A NEW exhibition is set to open at the Museum of Farnham next month.
From Tuesday, June 4, A Brief History of Farnham will make its way to the ground floor of the town museum, making it accessible to all.
The exhibition has been broken down into three chapters, each of which will be opened throughout the year.
Chapter One: The Ground Beneath Our Feet uses the museum’s archaeological collection to explore pre-history through to the Civil War, featuring objects such as mammoth tusks and cannon balls.
Described as a “classic museum gallery” by museum curator Josh Godfrey, there will be lots of objects on display as well as an “interactive element”.
Josh said: “We’re trying to make it more family-friendly so you can come in as a family.
“So mum, dad, granddad, grandma can read the normal text, look at the images, but we’ll also have children’s labels so a child can actually enjoy it in their own way.
“We’ll have little stools for them to step on so they can look into the cases – little things like that so that everybody can come and enjoy it on a Saturday when they’ve not got much to do.”
The other two rooms will use “completely different interpretive methods”, allowing visitors to “experiment with how people interact with the house, the museum and what they want out of it”.

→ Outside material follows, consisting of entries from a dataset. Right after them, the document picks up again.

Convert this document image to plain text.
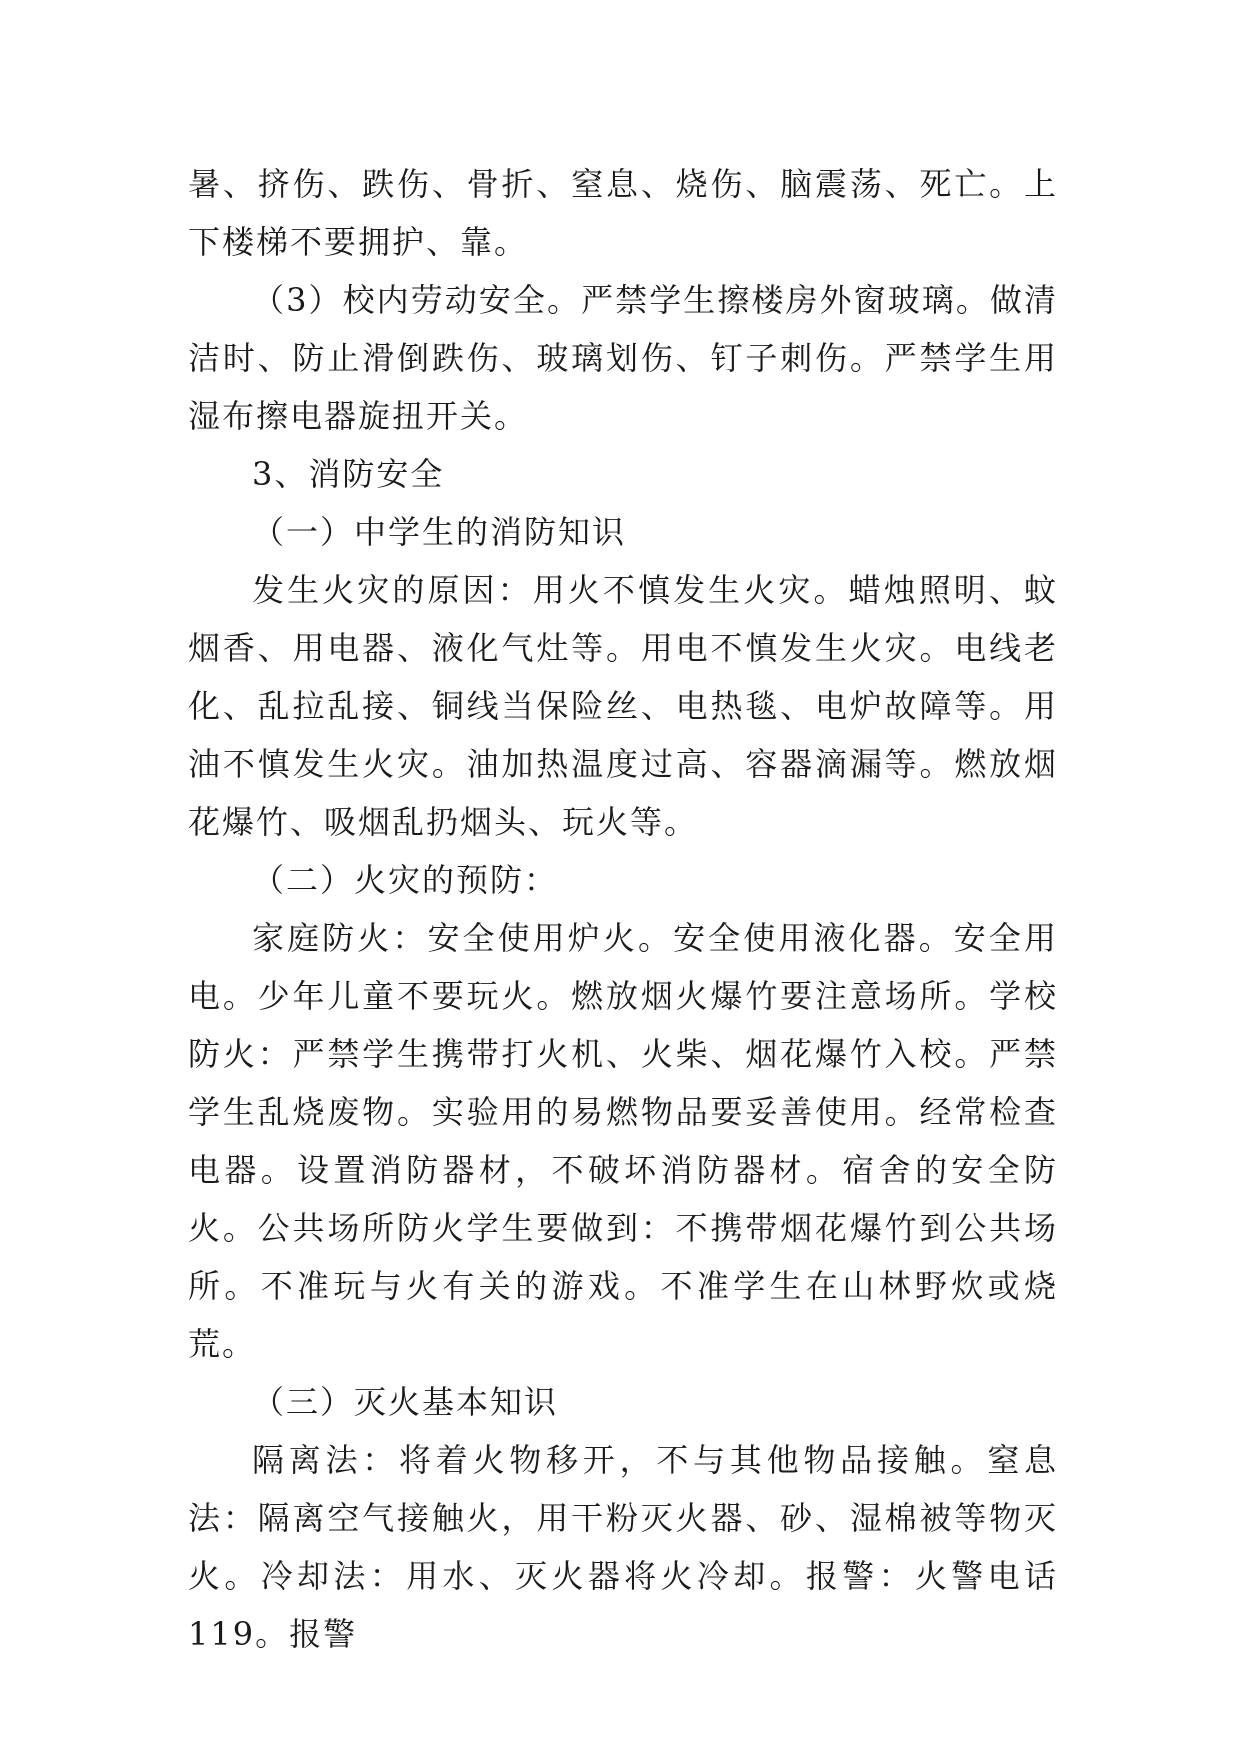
暑、挤伤、跌伤、骨折、窒息、烧伤、脑震荡、死亡。上下楼梯不要拥护、靠。

（3）校内劳动安全。严禁学生擦楼房外窗玻璃。做清洁时、防止滑倒跌伤、玻璃划伤、钉子刺伤。严禁学生用湿布擦电器旋扭开关。

3、消防安全

（一）中学生的消防知识

发生火灾的原因：用火不慎发生火灾。蜡烛照明、蚊烟香、用电器、液化气灶等。用电不慎发生火灾。电线老化、乱拉乱接、铜线当保险丝、电热毯、电炉故障等。用油不慎发生火灾。油加热温度过高、容器滴漏等。燃放烟花爆竹、吸烟乱扔烟头、玩火等。

（二）火灾的预防：

家庭防火：安全使用炉火。安全使用液化器。安全用电。少年儿童不要玩火。燃放烟火爆竹要注意场所。学校防火：严禁学生携带打火机、火柴、烟花爆竹入校。严禁学生乱烧废物。实验用的易燃物品要妥善使用。经常检查电器。设置消防器材，不破坏消防器材。宿舍的安全防火。公共场所防火学生要做到：不携带烟花爆竹到公共场所。不准玩与火有关的游戏。不准学生在山林野炊或烧荒。

（三）灭火基本知识

隔离法：将着火物移开，不与其他物品接触。窒息法：隔离空气接触火，用干粉灭火器、砂、湿棉被等物灭火。冷却法：用水、灭火器将火冷却。报警：火警电话119。报警
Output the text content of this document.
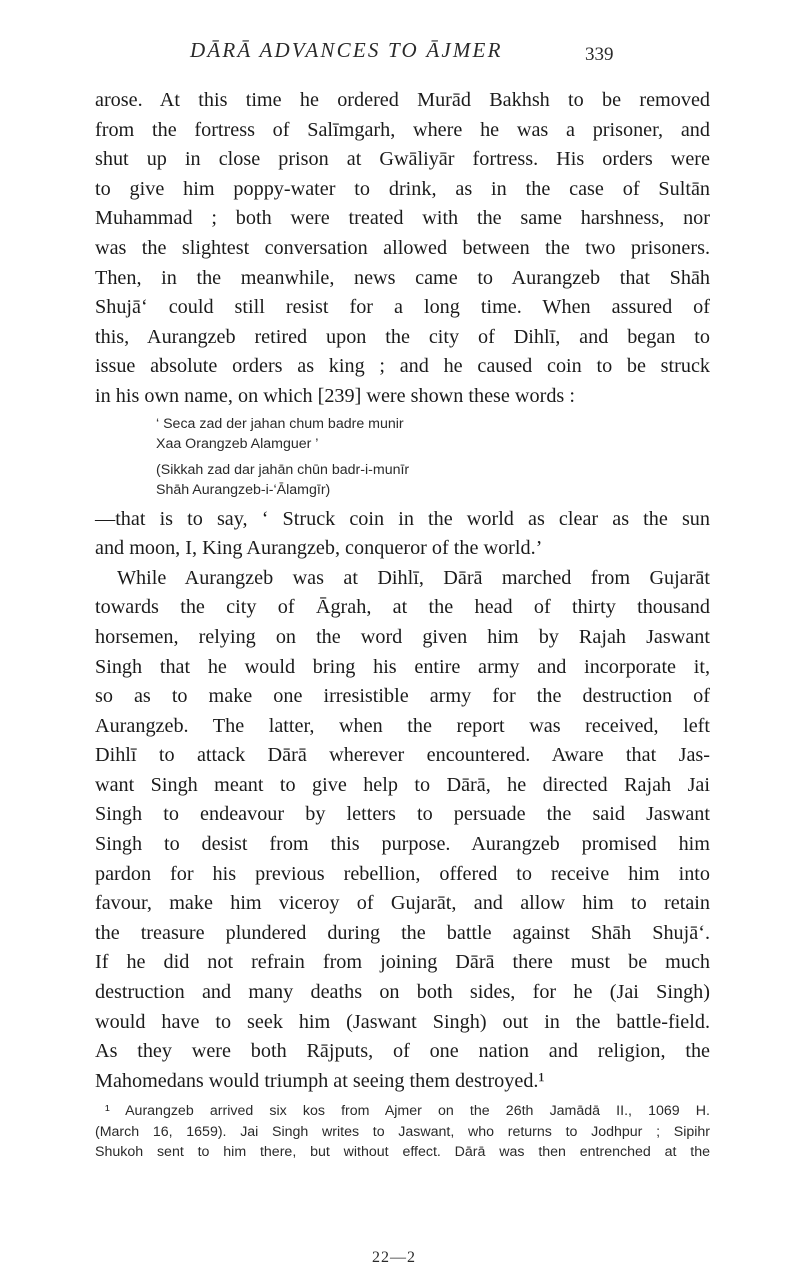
DĀRĀ ADVANCES TO ĀJMER	339
arose. At this time he ordered Murād Bakhsh to be removed
from the fortress of Salīmgarh, where he was a prisoner, and
shut up in close prison at Gwāliyār fortress. His orders were
to give him poppy-water to drink, as in the case of Sultān
Muhammad ; both were treated with the same harshness, nor
was the slightest conversation allowed between the two prisoners.
Then, in the meanwhile, news came to Aurangzeb that Shāh
Shujā‘ could still resist for a long time. When assured of
this, Aurangzeb retired upon the city of Dihlī, and began to
issue absolute orders as king ; and he caused coin to be struck
in his own name, on which [239] were shown these words :
‘ Seca zad der jahan chum badre munir
Xaa Orangzeb Alamguer ’
(Sikkah zad dar jahān chūn badr-i-munīr
Shāh Aurangzeb-i-‘Ālamgīr)
—that is to say, ‘ Struck coin in the world as clear as the sun
and moon, I, King Aurangzeb, conqueror of the world.’
While Aurangzeb was at Dihlī, Dārā marched from Gujarāt
towards the city of Āgrah, at the head of thirty thousand
horsemen, relying on the word given him by Rajah Jaswant
Singh that he would bring his entire army and incorporate it,
so as to make one irresistible army for the destruction of
Aurangzeb. The latter, when the report was received, left
Dihlī to attack Dārā wherever encountered. Aware that Jas-
want Singh meant to give help to Dārā, he directed Rajah Jai
Singh to endeavour by letters to persuade the said Jaswant
Singh to desist from this purpose. Aurangzeb promised him
pardon for his previous rebellion, offered to receive him into
favour, make him viceroy of Gujarāt, and allow him to retain
the treasure plundered during the battle against Shāh Shujā‘.
If he did not refrain from joining Dārā there must be much
destruction and many deaths on both sides, for he (Jai Singh)
would have to seek him (Jaswant Singh) out in the battle-field.
As they were both Rājputs, of one nation and religion, the
Mahomedans would triumph at seeing them destroyed.¹
¹ Aurangzeb arrived six kos from Ajmer on the 26th Jamādā II., 1069 H.
(March 16, 1659). Jai Singh writes to Jaswant, who returns to Jodhpur ; Sipihr
Shukoh sent to him there, but without effect. Dārā was then entrenched at the
22—2
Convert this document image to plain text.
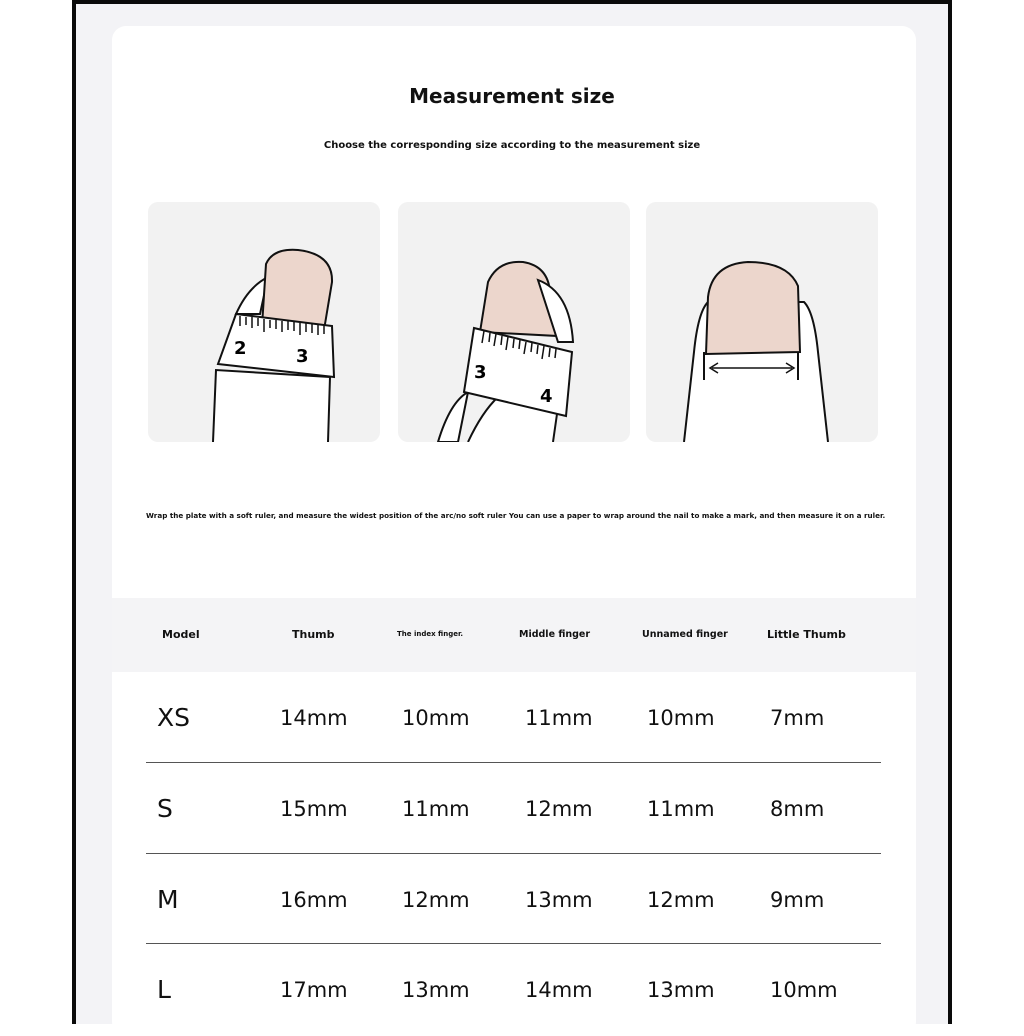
Measurement size
Choose the corresponding size according to the measurement size
2	3
3
4
Wrap the plate with a soft ruler, and measure the widest position of the arc/no soft ruler You can use a paper to wrap around the nail to make a mark, and then measure it on a ruler.
Model	Thumb	The index finger.	Middle finger	Unnamed finger	Little Thumb
XS	14mm	10mm	11mm	10mm	7mm
S	15mm	11mm	12mm	11mm	8mm
M	16mm	12mm	13mm	12mm	9mm
L	17mm	13mm	14mm	13mm	10mm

Chapter Two is titled A Georgian at 38 West Street – 38 West Street being the address of the museum, which was built in the Georgian period by a “well-known hopster called John Thorpe”.
It is set to be “more of a set-dress room that you might find in a National Trust property”, using different interpretive methods to talk about the Georgian period in Farnham and how that brought wealth into the area.
Chapter Three – God Save the Queens – will take visitors from Queen Victoria through to the modern reign of Queen Elizabeth II.
“It’s not to say we’re focussing on their reigns, it’s more about what Farnham was like during those periods,” Josh said.
“That was just a nice way to encapsulate it all.”
Due to open in October, it will be an “object rich display”, moving towards “rich object labels” which will “force people to interact with the objects and have some sort of connection with them and understanding,” according to Josh.
Josh continued that a highlight of the exhibition for the museum is “getting more objects out on display”.
And of those, there are four objects the museum is referring to as ‘star objects’.
* The Museum of Farnham is open Tuesdays to Saturdays, from 10am to 5pm. Entry is free and visitors have until the end of 2020 to see the exhibition.